Actually I don’t know :D
cudaThreadSynchronize is the only api that you have to synchronize all threads. Otherwise, you can try to implement something using global memory…
device bool sync[BLOCKS];
kernel1 () {
…
__syncthreads();
sync[blockIdx.x]=true;
bool s=true;
for (int i=0; i<BLOCKS; i++) s=sync[i] && s;
while (!s) for (int i=0; i<BLOCKS; i++) s=sync[i] && s;
//now all threads should be synch.
}
This isn’t tested and probably there are also better solutions…
And there is a very good reason to not synchronise between blocks that are running. Supposing I have a task that needs 300 blocks and my GPU can only execute 90 at a time, 90 are started and when some of those have completed (and exited) then more are started, only way new ones can be started is for some already running to exit. So the only ‘all-of-grid’ synchronisation that can happen is when all blocks have exited.

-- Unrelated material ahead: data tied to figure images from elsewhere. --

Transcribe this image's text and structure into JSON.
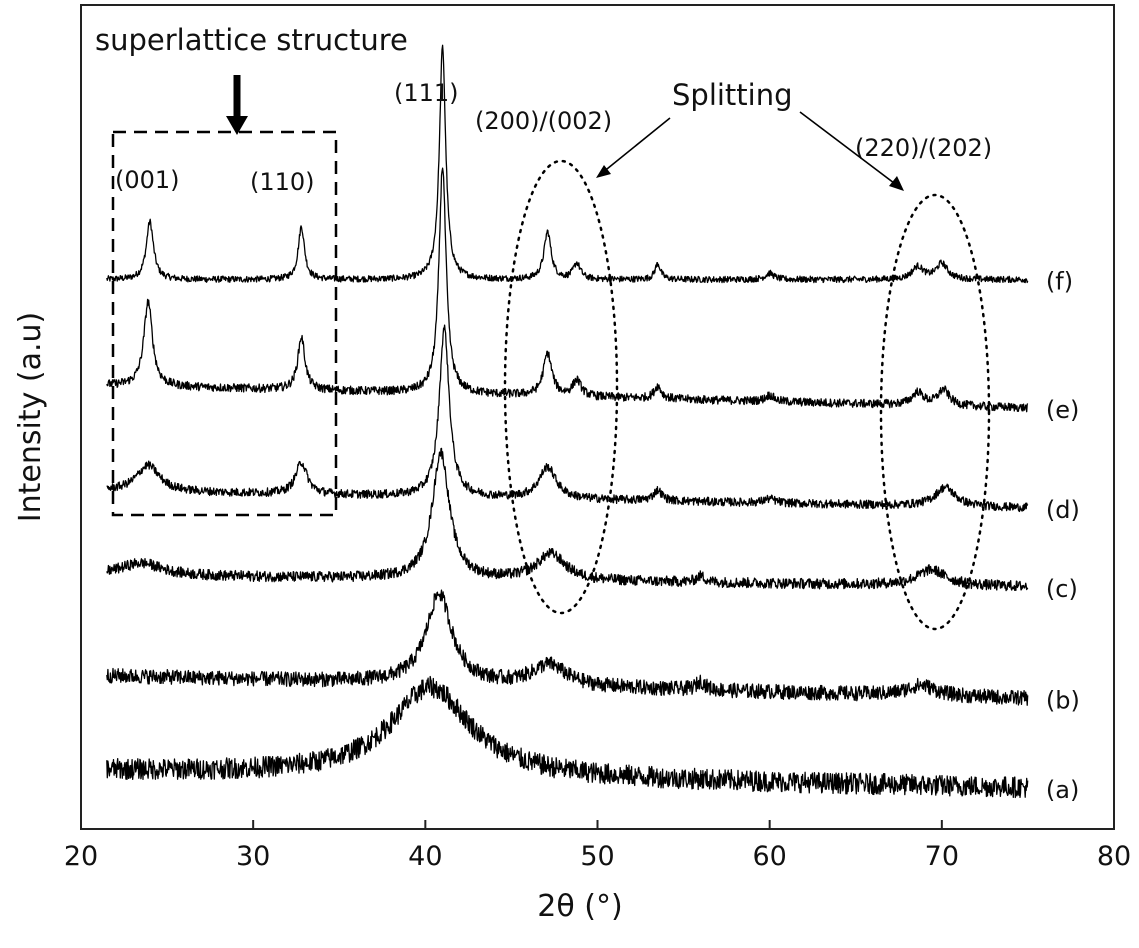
{
  "chart_data": {
    "type": "line",
    "xlabel": "2θ (°)",
    "ylabel": "Intensity (a.u)",
    "xlim": [
      20,
      80
    ],
    "xticks": [
      20,
      30,
      40,
      50,
      60,
      70,
      80
    ],
    "x_range": [
      21.5,
      75
    ],
    "y_ticks_shown": false,
    "grid": false,
    "series": [
      {
        "label": "(f)",
        "baseline": 5.0,
        "noise": 0.03,
        "slope": 0.0,
        "peaks": [
          {
            "x": 24.0,
            "h": 0.55,
            "w": 0.25
          },
          {
            "x": 32.8,
            "h": 0.5,
            "w": 0.22
          },
          {
            "x": 41.0,
            "h": 2.2,
            "w": 0.22
          },
          {
            "x": 47.1,
            "h": 0.45,
            "w": 0.25
          },
          {
            "x": 48.8,
            "h": 0.15,
            "w": 0.25
          },
          {
            "x": 53.5,
            "h": 0.15,
            "w": 0.2
          },
          {
            "x": 60.0,
            "h": 0.06,
            "w": 0.3
          },
          {
            "x": 68.6,
            "h": 0.12,
            "w": 0.4
          },
          {
            "x": 70.0,
            "h": 0.15,
            "w": 0.4
          }
        ]
      },
      {
        "label": "(e)",
        "baseline": 4.0,
        "noise": 0.04,
        "slope": -0.004,
        "peaks": [
          {
            "x": 23.9,
            "h": 0.8,
            "w": 0.3
          },
          {
            "x": 32.8,
            "h": 0.5,
            "w": 0.25
          },
          {
            "x": 41.0,
            "h": 2.15,
            "w": 0.25
          },
          {
            "x": 47.1,
            "h": 0.4,
            "w": 0.3
          },
          {
            "x": 48.8,
            "h": 0.15,
            "w": 0.3
          },
          {
            "x": 53.5,
            "h": 0.12,
            "w": 0.25
          },
          {
            "x": 60.0,
            "h": 0.06,
            "w": 0.3
          },
          {
            "x": 68.6,
            "h": 0.12,
            "w": 0.4
          },
          {
            "x": 70.1,
            "h": 0.15,
            "w": 0.4
          }
        ]
      },
      {
        "label": "(d)",
        "baseline": 3.0,
        "noise": 0.04,
        "slope": -0.003,
        "peaks": [
          {
            "x": 23.9,
            "h": 0.25,
            "w": 0.8
          },
          {
            "x": 32.8,
            "h": 0.3,
            "w": 0.4
          },
          {
            "x": 41.1,
            "h": 1.6,
            "w": 0.35
          },
          {
            "x": 47.1,
            "h": 0.3,
            "w": 0.6
          },
          {
            "x": 53.5,
            "h": 0.1,
            "w": 0.3
          },
          {
            "x": 60.0,
            "h": 0.04,
            "w": 0.4
          },
          {
            "x": 70.2,
            "h": 0.18,
            "w": 0.7
          }
        ]
      },
      {
        "label": "(c)",
        "baseline": 2.2,
        "noise": 0.05,
        "slope": -0.002,
        "peaks": [
          {
            "x": 23.5,
            "h": 0.12,
            "w": 1.5
          },
          {
            "x": 40.9,
            "h": 1.2,
            "w": 0.6
          },
          {
            "x": 47.3,
            "h": 0.25,
            "w": 1.0
          },
          {
            "x": 56.0,
            "h": 0.06,
            "w": 0.3
          },
          {
            "x": 69.4,
            "h": 0.15,
            "w": 1.0
          }
        ]
      },
      {
        "label": "(b)",
        "baseline": 1.25,
        "noise": 0.07,
        "slope": -0.004,
        "peaks": [
          {
            "x": 40.8,
            "h": 0.85,
            "w": 0.9
          },
          {
            "x": 47.2,
            "h": 0.2,
            "w": 1.2
          },
          {
            "x": 56.0,
            "h": 0.08,
            "w": 0.3
          },
          {
            "x": 68.8,
            "h": 0.1,
            "w": 1.0
          }
        ]
      },
      {
        "label": "(a)",
        "baseline": 0.35,
        "noise": 0.1,
        "slope": -0.003,
        "peaks": [
          {
            "x": 40.3,
            "h": 0.85,
            "w": 2.8
          }
        ]
      }
    ],
    "annotations": {
      "superlattice": "superlattice structure",
      "splitting": "Splitting",
      "p001": "(001)",
      "p110": "(110)",
      "p111": "(111)",
      "p200": "(200)/(002)",
      "p220": "(220)/(202)"
    }
  }
}
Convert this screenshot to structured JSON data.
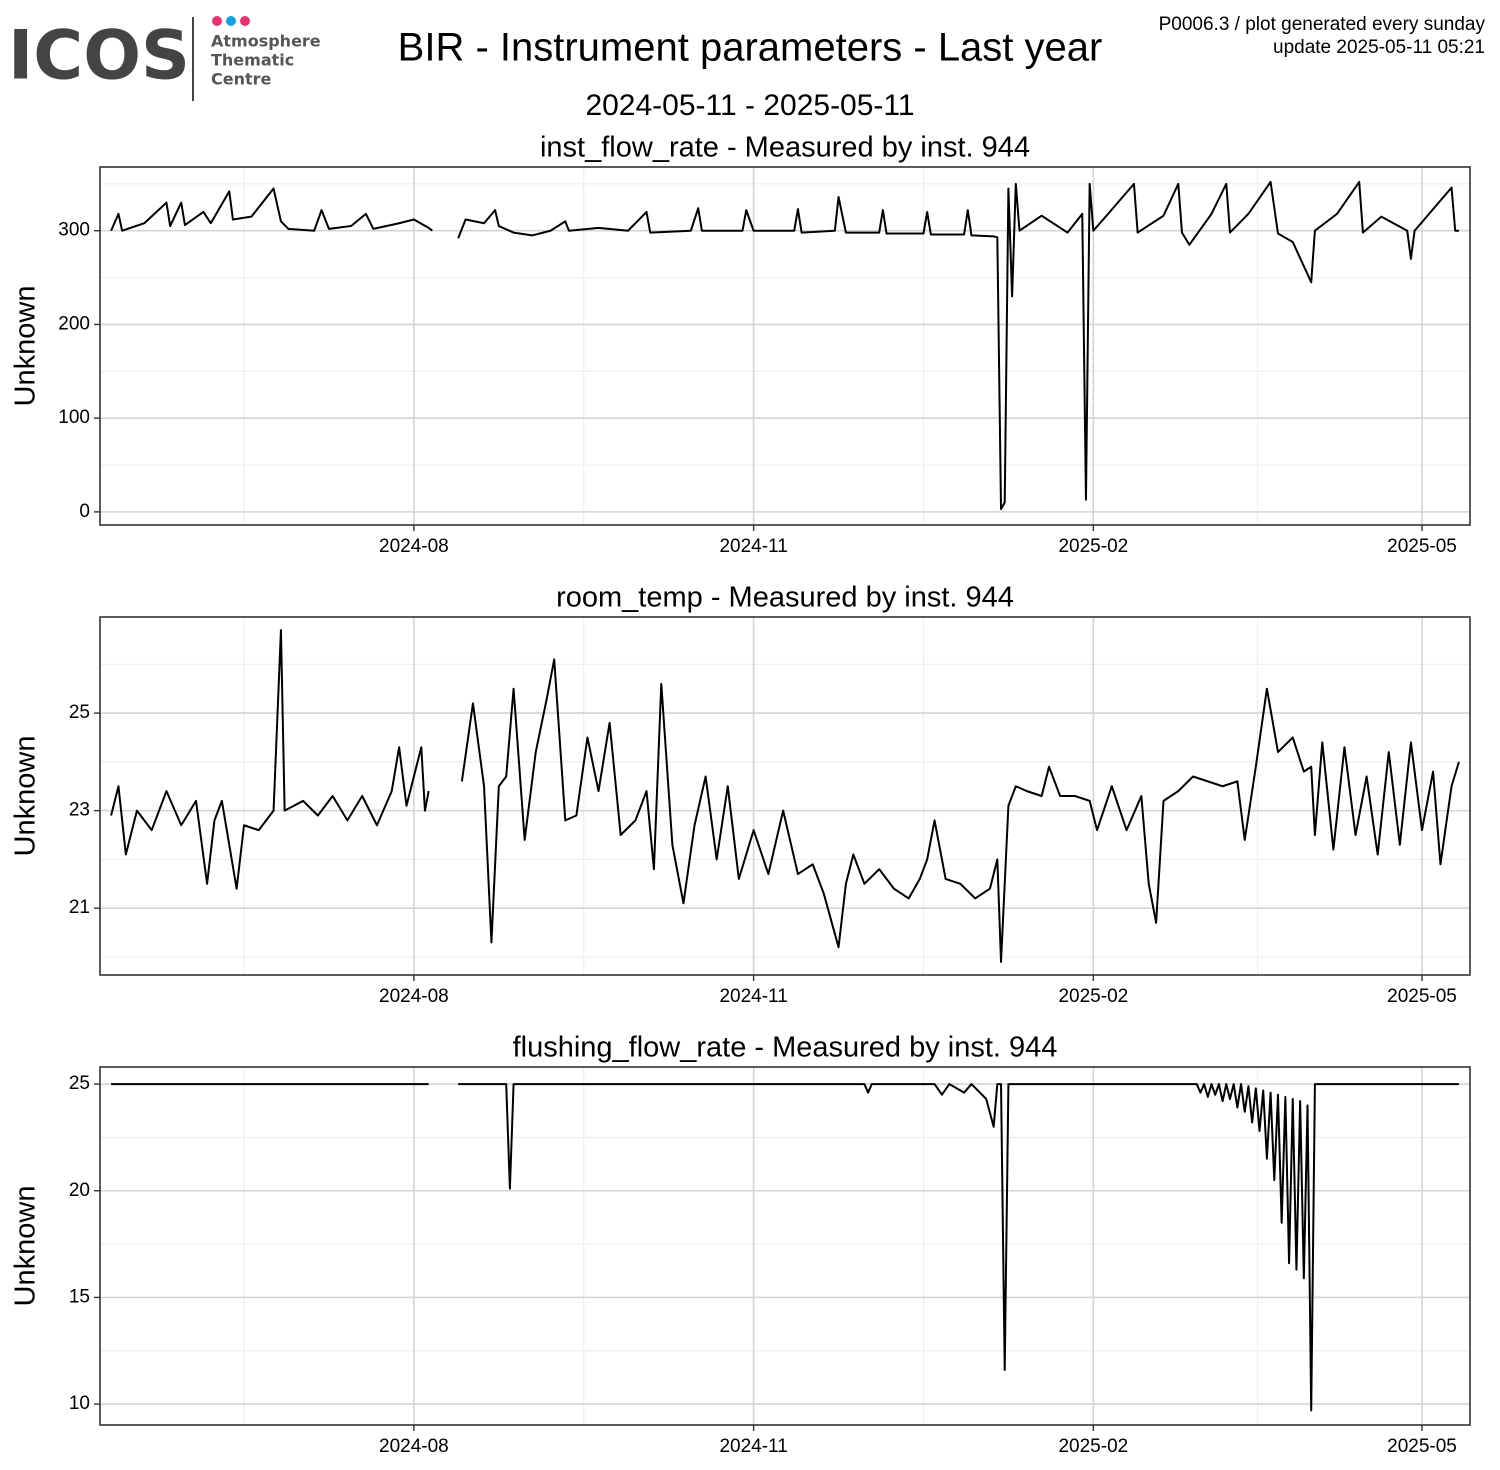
{
  "header": {
    "logo": {
      "mark": "ICOS",
      "lines": [
        "Atmosphere",
        "Thematic",
        "Centre"
      ]
    },
    "title": "BIR - Instrument parameters - Last year",
    "subtitle": "2024-05-11 - 2025-05-11",
    "notes": [
      "P0006.3 / plot generated every sunday",
      "update  2025-05-11 05:21"
    ]
  },
  "chart_data": [
    {
      "type": "line",
      "title": "inst_flow_rate - Measured by inst. 944",
      "y_label": "Unknown",
      "color": "#000000",
      "grid": true,
      "xlim": [
        "2024-05-08",
        "2025-05-14"
      ],
      "ylim": [
        -14,
        368
      ],
      "xticks": [
        {
          "value": "2024-08-01",
          "label": "2024-08"
        },
        {
          "value": "2024-11-01",
          "label": "2024-11"
        },
        {
          "value": "2025-02-01",
          "label": "2025-02"
        },
        {
          "value": "2025-05-01",
          "label": "2025-05"
        }
      ],
      "yticks": [
        0,
        100,
        200,
        300
      ],
      "x": [
        "2024-05-11",
        "2024-05-13",
        "2024-05-14",
        "2024-05-20",
        "2024-05-26",
        "2024-05-27",
        "2024-05-30",
        "2024-05-31",
        "2024-06-05",
        "2024-06-07",
        "2024-06-12",
        "2024-06-13",
        "2024-06-18",
        "2024-06-24",
        "2024-06-26",
        "2024-06-28",
        "2024-07-05",
        "2024-07-07",
        "2024-07-09",
        "2024-07-15",
        "2024-07-19",
        "2024-07-21",
        "2024-07-28",
        "2024-08-01",
        "2024-08-05",
        "2024-08-06",
        "2024-08-09",
        "2024-08-13",
        "2024-08-15",
        "2024-08-20",
        "2024-08-23",
        "2024-08-24",
        "2024-08-28",
        "2024-09-02",
        "2024-09-07",
        "2024-09-11",
        "2024-09-12",
        "2024-09-20",
        "2024-09-28",
        "2024-10-03",
        "2024-10-04",
        "2024-10-15",
        "2024-10-17",
        "2024-10-18",
        "2024-10-29",
        "2024-10-30",
        "2024-11-01",
        "2024-11-12",
        "2024-11-13",
        "2024-11-14",
        "2024-11-23",
        "2024-11-24",
        "2024-11-26",
        "2024-12-05",
        "2024-12-06",
        "2024-12-07",
        "2024-12-17",
        "2024-12-18",
        "2024-12-19",
        "2024-12-28",
        "2024-12-29",
        "2024-12-30",
        "2025-01-05",
        "2025-01-06",
        "2025-01-07",
        "2025-01-08",
        "2025-01-09",
        "2025-01-10",
        "2025-01-11",
        "2025-01-12",
        "2025-01-18",
        "2025-01-25",
        "2025-01-29",
        "2025-01-30",
        "2025-01-31",
        "2025-02-01",
        "2025-02-05",
        "2025-02-12",
        "2025-02-13",
        "2025-02-20",
        "2025-02-24",
        "2025-02-25",
        "2025-02-27",
        "2025-03-05",
        "2025-03-09",
        "2025-03-10",
        "2025-03-15",
        "2025-03-21",
        "2025-03-23",
        "2025-03-27",
        "2025-04-01",
        "2025-04-02",
        "2025-04-08",
        "2025-04-14",
        "2025-04-15",
        "2025-04-20",
        "2025-04-27",
        "2025-04-28",
        "2025-04-29",
        "2025-05-09",
        "2025-05-10",
        "2025-05-11"
      ],
      "values": [
        300,
        318,
        300,
        308,
        330,
        305,
        330,
        306,
        320,
        308,
        342,
        312,
        315,
        345,
        310,
        302,
        300,
        322,
        302,
        305,
        318,
        302,
        308,
        312,
        303,
        300,
        null,
        292,
        312,
        308,
        322,
        305,
        298,
        295,
        300,
        310,
        300,
        303,
        300,
        320,
        298,
        300,
        324,
        300,
        300,
        322,
        300,
        300,
        323,
        298,
        300,
        336,
        298,
        298,
        322,
        297,
        297,
        320,
        296,
        296,
        322,
        295,
        294,
        293,
        3,
        10,
        345,
        230,
        350,
        300,
        316,
        298,
        318,
        13,
        350,
        300,
        318,
        350,
        298,
        316,
        350,
        298,
        285,
        318,
        350,
        298,
        318,
        352,
        297,
        288,
        245,
        300,
        318,
        352,
        298,
        315,
        300,
        270,
        300,
        346,
        300,
        300
      ]
    },
    {
      "type": "line",
      "title": "room_temp - Measured by inst. 944",
      "y_label": "Unknown",
      "color": "#000000",
      "grid": true,
      "xlim": [
        "2024-05-08",
        "2025-05-14"
      ],
      "ylim": [
        19.63,
        26.97
      ],
      "xticks": [
        {
          "value": "2024-08-01",
          "label": "2024-08"
        },
        {
          "value": "2024-11-01",
          "label": "2024-11"
        },
        {
          "value": "2025-02-01",
          "label": "2025-02"
        },
        {
          "value": "2025-05-01",
          "label": "2025-05"
        }
      ],
      "yticks": [
        21,
        23,
        25
      ],
      "x": [
        "2024-05-11",
        "2024-05-13",
        "2024-05-15",
        "2024-05-18",
        "2024-05-22",
        "2024-05-26",
        "2024-05-30",
        "2024-06-03",
        "2024-06-06",
        "2024-06-08",
        "2024-06-10",
        "2024-06-14",
        "2024-06-16",
        "2024-06-20",
        "2024-06-24",
        "2024-06-26",
        "2024-06-27",
        "2024-07-02",
        "2024-07-06",
        "2024-07-10",
        "2024-07-14",
        "2024-07-18",
        "2024-07-22",
        "2024-07-26",
        "2024-07-28",
        "2024-07-30",
        "2024-08-03",
        "2024-08-04",
        "2024-08-05",
        "2024-08-08",
        "2024-08-14",
        "2024-08-17",
        "2024-08-20",
        "2024-08-22",
        "2024-08-24",
        "2024-08-26",
        "2024-08-28",
        "2024-08-31",
        "2024-09-03",
        "2024-09-06",
        "2024-09-08",
        "2024-09-11",
        "2024-09-14",
        "2024-09-17",
        "2024-09-20",
        "2024-09-23",
        "2024-09-26",
        "2024-09-30",
        "2024-10-03",
        "2024-10-05",
        "2024-10-07",
        "2024-10-10",
        "2024-10-13",
        "2024-10-16",
        "2024-10-19",
        "2024-10-22",
        "2024-10-25",
        "2024-10-28",
        "2024-11-01",
        "2024-11-05",
        "2024-11-09",
        "2024-11-13",
        "2024-11-17",
        "2024-11-20",
        "2024-11-24",
        "2024-11-26",
        "2024-11-28",
        "2024-12-01",
        "2024-12-05",
        "2024-12-09",
        "2024-12-13",
        "2024-12-16",
        "2024-12-18",
        "2024-12-20",
        "2024-12-23",
        "2024-12-27",
        "2024-12-31",
        "2025-01-04",
        "2025-01-06",
        "2025-01-07",
        "2025-01-09",
        "2025-01-11",
        "2025-01-14",
        "2025-01-18",
        "2025-01-20",
        "2025-01-23",
        "2025-01-27",
        "2025-01-31",
        "2025-02-02",
        "2025-02-06",
        "2025-02-10",
        "2025-02-14",
        "2025-02-16",
        "2025-02-18",
        "2025-02-20",
        "2025-02-24",
        "2025-02-28",
        "2025-03-04",
        "2025-03-08",
        "2025-03-12",
        "2025-03-14",
        "2025-03-17",
        "2025-03-20",
        "2025-03-23",
        "2025-03-27",
        "2025-03-30",
        "2025-04-01",
        "2025-04-02",
        "2025-04-04",
        "2025-04-07",
        "2025-04-10",
        "2025-04-13",
        "2025-04-16",
        "2025-04-19",
        "2025-04-22",
        "2025-04-25",
        "2025-04-28",
        "2025-05-01",
        "2025-05-04",
        "2025-05-06",
        "2025-05-09",
        "2025-05-11"
      ],
      "values": [
        22.9,
        23.5,
        22.1,
        23.0,
        22.6,
        23.4,
        22.7,
        23.2,
        21.5,
        22.8,
        23.2,
        21.4,
        22.7,
        22.6,
        23.0,
        26.7,
        23.0,
        23.2,
        22.9,
        23.3,
        22.8,
        23.3,
        22.7,
        23.4,
        24.3,
        23.1,
        24.3,
        23.0,
        23.4,
        null,
        23.6,
        25.2,
        23.5,
        20.3,
        23.5,
        23.7,
        25.5,
        22.4,
        24.2,
        25.3,
        26.1,
        22.8,
        22.9,
        24.5,
        23.4,
        24.8,
        22.5,
        22.8,
        23.4,
        21.8,
        25.6,
        22.3,
        21.1,
        22.7,
        23.7,
        22.0,
        23.5,
        21.6,
        22.6,
        21.7,
        23.0,
        21.7,
        21.9,
        21.3,
        20.2,
        21.5,
        22.1,
        21.5,
        21.8,
        21.4,
        21.2,
        21.6,
        22.0,
        22.8,
        21.6,
        21.5,
        21.2,
        21.4,
        22.0,
        19.9,
        23.1,
        23.5,
        23.4,
        23.3,
        23.9,
        23.3,
        23.3,
        23.2,
        22.6,
        23.5,
        22.6,
        23.3,
        21.5,
        20.7,
        23.2,
        23.4,
        23.7,
        23.6,
        23.5,
        23.6,
        22.4,
        23.9,
        25.5,
        24.2,
        24.5,
        23.8,
        23.9,
        22.5,
        24.4,
        22.2,
        24.3,
        22.5,
        23.7,
        22.1,
        24.2,
        22.3,
        24.4,
        22.6,
        23.8,
        21.9,
        23.5,
        24.0
      ]
    },
    {
      "type": "line",
      "title": "flushing_flow_rate - Measured by inst. 944",
      "y_label": "Unknown",
      "color": "#000000",
      "grid": true,
      "xlim": [
        "2024-05-08",
        "2025-05-14"
      ],
      "ylim": [
        9.02,
        25.8
      ],
      "xticks": [
        {
          "value": "2024-08-01",
          "label": "2024-08"
        },
        {
          "value": "2024-11-01",
          "label": "2024-11"
        },
        {
          "value": "2025-02-01",
          "label": "2025-02"
        },
        {
          "value": "2025-05-01",
          "label": "2025-05"
        }
      ],
      "yticks": [
        10,
        15,
        20,
        25
      ],
      "x": [
        "2024-05-11",
        "2024-08-05",
        "2024-08-06",
        "2024-08-13",
        "2024-08-26",
        "2024-08-27",
        "2024-08-28",
        "2024-12-01",
        "2024-12-02",
        "2024-12-03",
        "2024-12-20",
        "2024-12-22",
        "2024-12-24",
        "2024-12-28",
        "2024-12-30",
        "2025-01-03",
        "2025-01-05",
        "2025-01-06",
        "2025-01-07",
        "2025-01-08",
        "2025-01-09",
        "2025-03-01",
        "2025-03-02",
        "2025-03-03",
        "2025-03-04",
        "2025-03-05",
        "2025-03-06",
        "2025-03-07",
        "2025-03-08",
        "2025-03-09",
        "2025-03-10",
        "2025-03-11",
        "2025-03-12",
        "2025-03-13",
        "2025-03-14",
        "2025-03-15",
        "2025-03-16",
        "2025-03-17",
        "2025-03-18",
        "2025-03-19",
        "2025-03-20",
        "2025-03-21",
        "2025-03-22",
        "2025-03-23",
        "2025-03-24",
        "2025-03-25",
        "2025-03-26",
        "2025-03-27",
        "2025-03-28",
        "2025-03-29",
        "2025-03-30",
        "2025-03-31",
        "2025-04-01",
        "2025-04-02",
        "2025-05-11"
      ],
      "values": [
        25,
        25,
        null,
        25,
        25,
        20.1,
        25,
        25,
        24.6,
        25,
        25,
        24.5,
        25,
        24.6,
        25,
        24.3,
        23.0,
        25,
        25,
        11.6,
        25,
        25,
        24.6,
        25,
        24.4,
        25,
        24.5,
        25,
        24.2,
        25,
        24.3,
        25,
        23.9,
        25,
        23.7,
        24.9,
        23.2,
        24.8,
        22.8,
        24.7,
        21.5,
        24.6,
        20.5,
        24.5,
        18.5,
        24.4,
        16.6,
        24.3,
        16.3,
        24.2,
        15.9,
        24.0,
        9.7,
        25,
        25
      ]
    }
  ]
}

OK in theory it would work if you are only running 90 blocks or less, but then my laptop has a has a smaller GPU it might only execute 8 blocks at a time.
Supposing they made some way of saving a blocks context, the problem with that is that there are some applications where you want to run 100,000 blocks or millions of blocks. To save context you need to save the registers of all threads in the block, plus shared arrays/variables, plus preserve ‘local’ variables, that could total 15k per block, and 15k x 1 million blocks is 15 GB!!